On a more critical note, one cannot help but struggle to make sense of insistence without existence, something “getting itself done” that’s not a ‘something.’  This is of course no less puzzling and tedious than fleshing out Derrida’s notion of the quasi-transcendental which must precariously be constantly disassociated from the metaphysics of presence. Perhaps it is my analytic philosophy background rearing its head, but when the crux of the book–of a whole philosophy of religion– has this ambiguity, it risks being too beguiling to be useful. However, it appears that it is precisely this tedium, this weak wabbling distinction, that Caputo wants to drum up as what theology thinks.

More concretely, I am not so sure Caputo has left Kant behind.
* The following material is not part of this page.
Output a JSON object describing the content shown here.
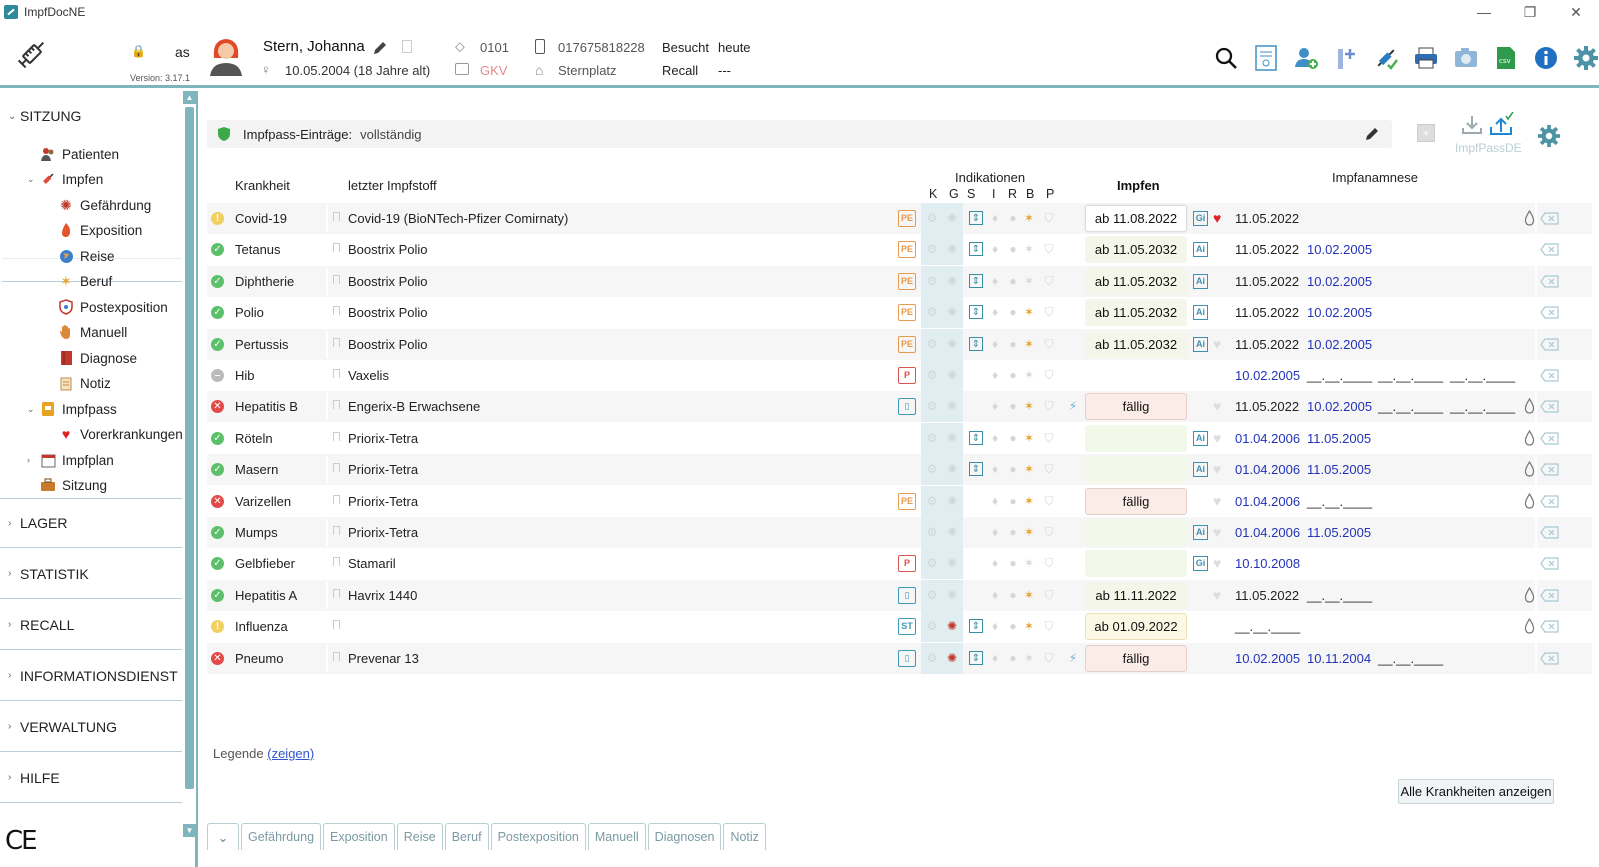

As my blog title suggests, while Caputo has in fact exposed theology to philosophy’s full force, at bottom, it seems terribly hard for Caputo’s theology (following Derrida) to not collapse into some kind of religion as ethics, or proto-ethics, or ur-faith (‘ur’ as in originary or earlier). While he would (and has!) demurred, the language of promise–a thoroughly Derridian starting point for understanding the roots of life and religion understood as testimonial pledge–the democracy to come, hospitality, obligation, messianicity all betray some sense of a foundational ur-ethic.

Indeed, Derrida himself towards the end of his career was searching for this ur-faith, this more fundamental nature of life, community etc., and revived a brand of Kantian moral religion, albeit radicalized. A willing openness to the other (of which every other is wholly other) is fundamental. Caputo has further theologized this ethic, this ur-faith, and told us it includes much more–the aesthetic, life itself, etc. But is it not, to bastardize a Kantian phrase, some kind of ‘de-regulated ideal’–this insistence that comes from life itself, a weak contingent call with no ground? Has he, like Kant, given us  a ‘religion within the bounds of hauntology alone?’

What’s more, like Derrida’s “democracy to come,” I’m wary of it being able to give us more than the niceties of some brand of liberalism. We are always open, always seeking the unprogrammable possible impossibility, but from whence it will come, we cannot say. How much can we do?